Iniciativa Liberal com dúvidas sobre situação de calamidade defendida pelo Governo

O partido mostra-se, no entanto, satisfeito com o fim do estado de emergência.

O presidente da Iniciativa Liberal (IL) manifestou-se esta terça-feira favorável ao fim do estado de emergência devido à Covid-19, mas avisou que poderá ser igualmente contra uma eventual declaração de situação de calamidade, sem escrutínio do parlamento.

No final da reunião com especialistas no Infarmed, após a qual o Presidente da República anunciou que o estado de emergência terminará no sábado à meia-noite, o deputado único da IL João Cotrim Figueiredo recordou que o partido já votou duas vezes contra a sua renovação, por considerar que apenas serviu para "proteger juridicamente o Estado em relação às decisões que são tomadas neste tempo de crise sanitária".

"Se agora o Presidente da República acha que não deve propor renovação do estado de emergência, nós estaremos certamente de acordo, agora depende pelo que é substituído", alertou.

Cotrim Figueiredo salientou que a situação de calamidade, que o Governo já admitiu ser uma possibilidade para quando terminar o período de emergência, "é decretada apenas pelo Governo e sem escrutínio da Assembleia da República".

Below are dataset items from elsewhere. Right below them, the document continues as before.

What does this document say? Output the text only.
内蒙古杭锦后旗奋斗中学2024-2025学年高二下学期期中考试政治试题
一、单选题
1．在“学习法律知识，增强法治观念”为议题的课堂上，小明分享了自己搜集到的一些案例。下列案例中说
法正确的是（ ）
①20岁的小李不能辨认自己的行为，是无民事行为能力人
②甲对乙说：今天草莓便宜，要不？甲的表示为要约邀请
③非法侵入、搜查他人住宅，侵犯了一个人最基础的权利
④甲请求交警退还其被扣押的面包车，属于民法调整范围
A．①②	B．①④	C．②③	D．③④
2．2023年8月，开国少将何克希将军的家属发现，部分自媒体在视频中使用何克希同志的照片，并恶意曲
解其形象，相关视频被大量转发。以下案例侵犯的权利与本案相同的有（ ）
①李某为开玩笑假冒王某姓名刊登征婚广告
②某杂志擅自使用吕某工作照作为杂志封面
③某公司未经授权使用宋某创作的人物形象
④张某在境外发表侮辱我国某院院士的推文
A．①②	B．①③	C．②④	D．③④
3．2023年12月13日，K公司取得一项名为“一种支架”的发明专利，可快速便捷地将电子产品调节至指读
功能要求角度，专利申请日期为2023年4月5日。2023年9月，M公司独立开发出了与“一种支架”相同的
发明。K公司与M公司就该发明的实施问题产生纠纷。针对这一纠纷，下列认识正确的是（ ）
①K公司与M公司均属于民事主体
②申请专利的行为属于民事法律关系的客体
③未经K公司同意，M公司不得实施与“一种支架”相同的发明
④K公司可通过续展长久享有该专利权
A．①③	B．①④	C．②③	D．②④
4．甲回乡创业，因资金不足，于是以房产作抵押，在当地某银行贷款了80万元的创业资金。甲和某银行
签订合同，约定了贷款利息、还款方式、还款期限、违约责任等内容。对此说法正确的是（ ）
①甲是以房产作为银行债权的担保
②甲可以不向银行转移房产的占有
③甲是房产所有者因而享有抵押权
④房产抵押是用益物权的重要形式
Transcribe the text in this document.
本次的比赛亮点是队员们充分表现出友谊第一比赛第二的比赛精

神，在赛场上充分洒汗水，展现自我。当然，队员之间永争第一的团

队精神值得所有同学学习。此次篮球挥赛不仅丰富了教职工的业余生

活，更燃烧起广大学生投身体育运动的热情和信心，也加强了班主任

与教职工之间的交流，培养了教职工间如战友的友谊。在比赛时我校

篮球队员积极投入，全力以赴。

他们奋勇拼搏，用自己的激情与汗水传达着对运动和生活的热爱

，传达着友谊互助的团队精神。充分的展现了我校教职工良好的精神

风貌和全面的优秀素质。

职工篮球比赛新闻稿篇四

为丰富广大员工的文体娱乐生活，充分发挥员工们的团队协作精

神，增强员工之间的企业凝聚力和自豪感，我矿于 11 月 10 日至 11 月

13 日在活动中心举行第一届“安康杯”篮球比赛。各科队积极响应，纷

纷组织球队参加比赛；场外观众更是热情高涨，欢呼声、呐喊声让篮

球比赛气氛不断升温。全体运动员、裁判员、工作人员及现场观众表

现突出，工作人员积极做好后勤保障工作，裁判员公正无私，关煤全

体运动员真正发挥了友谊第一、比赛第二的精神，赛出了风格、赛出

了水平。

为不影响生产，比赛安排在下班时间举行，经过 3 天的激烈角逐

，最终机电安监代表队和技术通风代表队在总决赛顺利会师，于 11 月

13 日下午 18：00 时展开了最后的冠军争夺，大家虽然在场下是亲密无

"Se a declaração do estado de calamidade contiver medidas que limitem desproporcionadamente, e sem base científica, os direitos dos cidadãos, estaremos contra, tal como estivemos contra o estado de emergência. Resta saber como se pode envolver a Assembleia da República nesse processo", referiu.

O deputado único e líder da IL classificou a reunião de hoje com os especialistas do Infarmed como "agridoce", tendo ficado satisfeito com os dados sobre a evolução da pandemia e com "o papel prioritário" que foi dado à retoma económica.

"Mas ficámos muito apreensivos de que continue a não ser dada urgência aos três "C" da retoma: coragem, conhecimento e clareza", contrapôs.

João Cotrim Figueiredo defendeu que tem de haver coragem dos portugueses para perceber que vão ter de conviver bastante tempo com o vírus "e aprender a fazê-lo, correndo os riscos necessários", bem como dos políticos para basearem as suas decisões na prioridade à saúde e economia e não "em interesses eleitorais de curto e médio prazo".

O deputado lamentou ainda que não tenha sido dada "uma boa resposta" sobre "os dados de mortalidade excessiva" que têm sido revelados em Portugal e classificou de "errática" a comunicação sobre a pandemia, nomeadamente ao nível da Direção Geral de Saúde, considerando "que tem dito tudo e o seu contrário desde o início".

"Temos de ser claros e verdadeiros com os portugueses", defendeu.

A nível global, segundo um balanço da agência de notícias AFP, a pandemia de Covid-19 já provocou mais de 211 mil mortos e infetou mais de três milhões de pessoas em 193 países e territórios.

Em Portugal, morreram 948 pessoas das 24.322 confirmadas como infetadas, e há 1.389 casos recuperados, de acordo com a Direção-Geral da Saúde.

A doença é transmitida por um novo coronavírus detetado no final de dezembro, em Wuhan, uma cidade do centro da China.